Mr Songwriter

Harlan Howard


Howard completed only nine years of formal education,

though he was an avid reader.


When he was 12 years of age, he began writing songs,

"an enthusiasm fueled by an appetite for books and an ear for a telling phrase."

Howard's songs were so immediately successful that, in 1961 alone, he had fifteen of his compositions on the country music charts, earning him ten

BMI awards.


Among his biggest hits was:

"I Fall to Pieces", co-written with Hank Cochran and recorded by Patsy Cline.

Cline and Candi Staton recorded his

"He Called Me Baby", which was later

a No. 1 C&W hit for Charlie Rich as

"She Called Me Baby".

Most people know Harlan Howard by the songs he's penned- over 4,000.

"He wrote the songs,

I held the pen"


Harlan Howard

Patsy Cline  Harland Howard and Jan Howard

Jan Howard represented at Jim Reeves Museum in Voxna Sweden.

The first record I ordered from the US was this LP with Jan Howard.

Had to wait a month for it in 1967.

You can believe that it is with great pleasure that I received this signed photograph from Jan for the museum.

One can in one's quiet mind think about how they thought in this jury that appointed the members of the Hall of Fame?

Harland had a hard time keeping up when he was finally inducted into the Country Music Hall of Fame in 1997 after more than 45 years as a hit songwriter.

No one can take the crown from him as a top songwriter to virtually all name-savvy artists at this time and even today.


Harland's comment was:

IT WAS JUST ABOUT TIME !!!!

Howard coined the oft-quoted phrase defining a great country song:


"Three chords and the truth."



Harlan Perry Howard (September 8, 1927 – March 3, 2002) was an American songwriter, principally in country music.
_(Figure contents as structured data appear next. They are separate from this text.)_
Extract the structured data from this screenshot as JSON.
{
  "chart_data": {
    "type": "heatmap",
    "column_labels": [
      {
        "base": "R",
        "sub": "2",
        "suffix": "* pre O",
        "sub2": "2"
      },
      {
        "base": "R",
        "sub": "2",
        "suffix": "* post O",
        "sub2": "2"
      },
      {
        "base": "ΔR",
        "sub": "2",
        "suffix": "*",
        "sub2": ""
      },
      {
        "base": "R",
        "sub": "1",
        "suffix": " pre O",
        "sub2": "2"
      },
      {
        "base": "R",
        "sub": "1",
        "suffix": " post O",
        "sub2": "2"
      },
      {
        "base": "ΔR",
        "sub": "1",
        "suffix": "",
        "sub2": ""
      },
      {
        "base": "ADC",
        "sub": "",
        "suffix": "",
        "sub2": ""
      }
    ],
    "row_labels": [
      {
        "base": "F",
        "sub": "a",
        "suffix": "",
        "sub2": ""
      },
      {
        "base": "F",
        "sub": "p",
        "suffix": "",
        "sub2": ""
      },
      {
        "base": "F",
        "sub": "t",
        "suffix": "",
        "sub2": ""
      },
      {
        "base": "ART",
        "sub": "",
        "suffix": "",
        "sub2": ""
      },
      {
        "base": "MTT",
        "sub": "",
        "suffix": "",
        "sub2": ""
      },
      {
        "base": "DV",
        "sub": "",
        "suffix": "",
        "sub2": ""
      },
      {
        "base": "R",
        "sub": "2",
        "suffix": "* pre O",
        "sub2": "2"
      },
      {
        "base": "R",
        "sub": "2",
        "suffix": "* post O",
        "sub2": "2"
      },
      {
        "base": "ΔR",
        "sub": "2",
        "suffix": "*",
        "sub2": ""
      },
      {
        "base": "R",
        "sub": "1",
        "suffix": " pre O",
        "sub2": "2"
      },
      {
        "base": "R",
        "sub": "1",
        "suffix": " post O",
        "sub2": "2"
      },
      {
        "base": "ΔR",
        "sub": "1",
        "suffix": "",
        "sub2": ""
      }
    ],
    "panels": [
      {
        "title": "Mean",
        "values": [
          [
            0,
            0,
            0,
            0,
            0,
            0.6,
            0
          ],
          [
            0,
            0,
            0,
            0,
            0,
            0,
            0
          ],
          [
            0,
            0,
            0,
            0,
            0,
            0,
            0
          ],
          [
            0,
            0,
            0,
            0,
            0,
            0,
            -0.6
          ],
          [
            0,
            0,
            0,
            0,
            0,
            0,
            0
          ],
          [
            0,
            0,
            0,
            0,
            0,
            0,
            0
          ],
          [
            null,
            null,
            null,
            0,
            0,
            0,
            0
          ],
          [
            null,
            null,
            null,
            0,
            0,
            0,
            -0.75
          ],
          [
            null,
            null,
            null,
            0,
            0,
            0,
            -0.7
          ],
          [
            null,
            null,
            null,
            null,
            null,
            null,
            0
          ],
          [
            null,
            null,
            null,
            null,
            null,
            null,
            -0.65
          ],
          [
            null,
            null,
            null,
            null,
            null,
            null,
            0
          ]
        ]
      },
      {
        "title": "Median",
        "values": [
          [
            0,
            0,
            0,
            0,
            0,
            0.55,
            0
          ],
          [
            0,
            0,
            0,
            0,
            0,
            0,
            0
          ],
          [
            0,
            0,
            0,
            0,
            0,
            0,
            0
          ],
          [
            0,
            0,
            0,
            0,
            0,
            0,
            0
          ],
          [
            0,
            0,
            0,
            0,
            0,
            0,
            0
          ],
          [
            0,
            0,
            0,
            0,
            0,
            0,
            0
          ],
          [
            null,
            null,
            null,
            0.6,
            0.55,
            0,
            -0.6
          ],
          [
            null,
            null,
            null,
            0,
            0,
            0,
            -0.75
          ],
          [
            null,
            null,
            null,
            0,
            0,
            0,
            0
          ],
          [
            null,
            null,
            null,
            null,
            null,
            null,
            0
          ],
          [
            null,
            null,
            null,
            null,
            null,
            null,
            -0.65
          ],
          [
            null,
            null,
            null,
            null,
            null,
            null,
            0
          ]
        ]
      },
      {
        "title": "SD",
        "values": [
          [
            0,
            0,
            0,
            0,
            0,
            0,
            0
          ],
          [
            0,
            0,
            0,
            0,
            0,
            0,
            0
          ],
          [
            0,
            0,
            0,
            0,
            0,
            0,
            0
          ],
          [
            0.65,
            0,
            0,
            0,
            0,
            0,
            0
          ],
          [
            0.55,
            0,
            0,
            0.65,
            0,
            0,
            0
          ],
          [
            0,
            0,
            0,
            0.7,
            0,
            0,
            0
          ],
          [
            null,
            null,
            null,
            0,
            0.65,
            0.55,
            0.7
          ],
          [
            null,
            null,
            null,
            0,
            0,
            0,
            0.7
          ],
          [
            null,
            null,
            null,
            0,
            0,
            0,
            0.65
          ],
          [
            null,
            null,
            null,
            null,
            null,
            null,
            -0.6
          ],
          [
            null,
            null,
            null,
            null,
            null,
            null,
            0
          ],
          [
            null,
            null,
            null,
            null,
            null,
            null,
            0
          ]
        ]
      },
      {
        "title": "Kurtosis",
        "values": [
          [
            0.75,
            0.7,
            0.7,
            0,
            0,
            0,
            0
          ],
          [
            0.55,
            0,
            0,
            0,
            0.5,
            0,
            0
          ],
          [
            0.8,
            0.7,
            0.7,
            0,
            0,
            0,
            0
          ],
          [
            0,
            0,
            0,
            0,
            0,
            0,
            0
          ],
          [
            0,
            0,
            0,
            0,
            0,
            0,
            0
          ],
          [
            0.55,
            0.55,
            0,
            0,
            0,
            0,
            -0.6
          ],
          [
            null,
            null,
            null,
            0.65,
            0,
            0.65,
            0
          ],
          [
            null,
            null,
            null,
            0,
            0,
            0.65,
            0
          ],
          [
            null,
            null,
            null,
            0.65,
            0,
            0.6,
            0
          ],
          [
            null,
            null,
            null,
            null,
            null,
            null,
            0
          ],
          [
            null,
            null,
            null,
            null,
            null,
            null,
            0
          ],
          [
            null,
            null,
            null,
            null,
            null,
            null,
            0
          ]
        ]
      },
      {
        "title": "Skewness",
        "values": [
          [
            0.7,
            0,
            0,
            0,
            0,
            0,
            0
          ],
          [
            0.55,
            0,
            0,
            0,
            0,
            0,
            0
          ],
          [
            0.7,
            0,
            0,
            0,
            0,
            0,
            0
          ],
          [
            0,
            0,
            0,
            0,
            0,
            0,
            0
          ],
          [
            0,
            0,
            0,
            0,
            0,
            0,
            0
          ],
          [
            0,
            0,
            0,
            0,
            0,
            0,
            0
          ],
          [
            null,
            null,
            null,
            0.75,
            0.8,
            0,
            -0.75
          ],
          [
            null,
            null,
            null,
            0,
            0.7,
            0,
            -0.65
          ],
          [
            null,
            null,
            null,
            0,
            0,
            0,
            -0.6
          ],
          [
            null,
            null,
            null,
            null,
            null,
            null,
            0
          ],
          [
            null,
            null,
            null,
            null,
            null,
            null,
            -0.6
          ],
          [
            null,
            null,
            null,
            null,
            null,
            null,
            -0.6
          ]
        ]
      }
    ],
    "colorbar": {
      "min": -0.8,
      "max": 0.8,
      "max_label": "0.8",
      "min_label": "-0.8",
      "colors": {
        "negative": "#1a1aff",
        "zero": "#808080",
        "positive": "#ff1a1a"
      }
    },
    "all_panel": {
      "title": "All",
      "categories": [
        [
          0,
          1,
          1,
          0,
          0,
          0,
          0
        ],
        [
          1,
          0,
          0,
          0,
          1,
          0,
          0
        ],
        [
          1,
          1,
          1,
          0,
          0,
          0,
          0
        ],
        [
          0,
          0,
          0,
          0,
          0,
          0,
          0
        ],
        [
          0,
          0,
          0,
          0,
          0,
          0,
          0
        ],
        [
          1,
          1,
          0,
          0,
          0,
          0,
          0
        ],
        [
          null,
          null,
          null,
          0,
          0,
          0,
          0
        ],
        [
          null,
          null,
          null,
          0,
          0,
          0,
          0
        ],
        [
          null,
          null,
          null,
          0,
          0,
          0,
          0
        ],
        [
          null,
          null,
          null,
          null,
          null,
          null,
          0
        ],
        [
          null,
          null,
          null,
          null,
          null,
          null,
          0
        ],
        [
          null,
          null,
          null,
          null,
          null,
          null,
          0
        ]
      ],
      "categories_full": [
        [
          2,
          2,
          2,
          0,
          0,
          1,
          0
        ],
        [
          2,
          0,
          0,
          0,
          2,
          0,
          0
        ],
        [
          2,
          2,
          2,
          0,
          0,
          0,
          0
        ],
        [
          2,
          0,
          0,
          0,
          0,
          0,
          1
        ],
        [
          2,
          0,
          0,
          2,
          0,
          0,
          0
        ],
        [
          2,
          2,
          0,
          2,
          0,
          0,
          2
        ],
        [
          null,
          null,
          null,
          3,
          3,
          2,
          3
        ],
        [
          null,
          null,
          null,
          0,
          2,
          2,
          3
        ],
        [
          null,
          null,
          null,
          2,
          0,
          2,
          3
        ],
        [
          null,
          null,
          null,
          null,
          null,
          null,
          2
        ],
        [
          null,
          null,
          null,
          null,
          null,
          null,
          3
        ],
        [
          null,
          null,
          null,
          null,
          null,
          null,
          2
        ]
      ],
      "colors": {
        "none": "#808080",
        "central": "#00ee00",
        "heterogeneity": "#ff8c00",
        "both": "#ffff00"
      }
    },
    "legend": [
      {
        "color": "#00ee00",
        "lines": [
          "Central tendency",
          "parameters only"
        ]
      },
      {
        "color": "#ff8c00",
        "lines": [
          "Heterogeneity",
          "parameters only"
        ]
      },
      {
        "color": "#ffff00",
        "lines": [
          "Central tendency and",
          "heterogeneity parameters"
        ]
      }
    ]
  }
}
In a career spanning six decades, Howard wrote many popular and enduring songs, recorded by a variety of different artists.  In America's country music capital, Nashville, Tennessee, there are probably more successful songwriters per square mile than anywhere else in the whole United States. Despite the sheer number and profundity of the talent, Harlan Howard stands out as the true royalty of the genre, the kind of songwriting genius whose engine of ideas keeps fueling the songwriting, even today, in his fifth decade of turning out great hit tunes.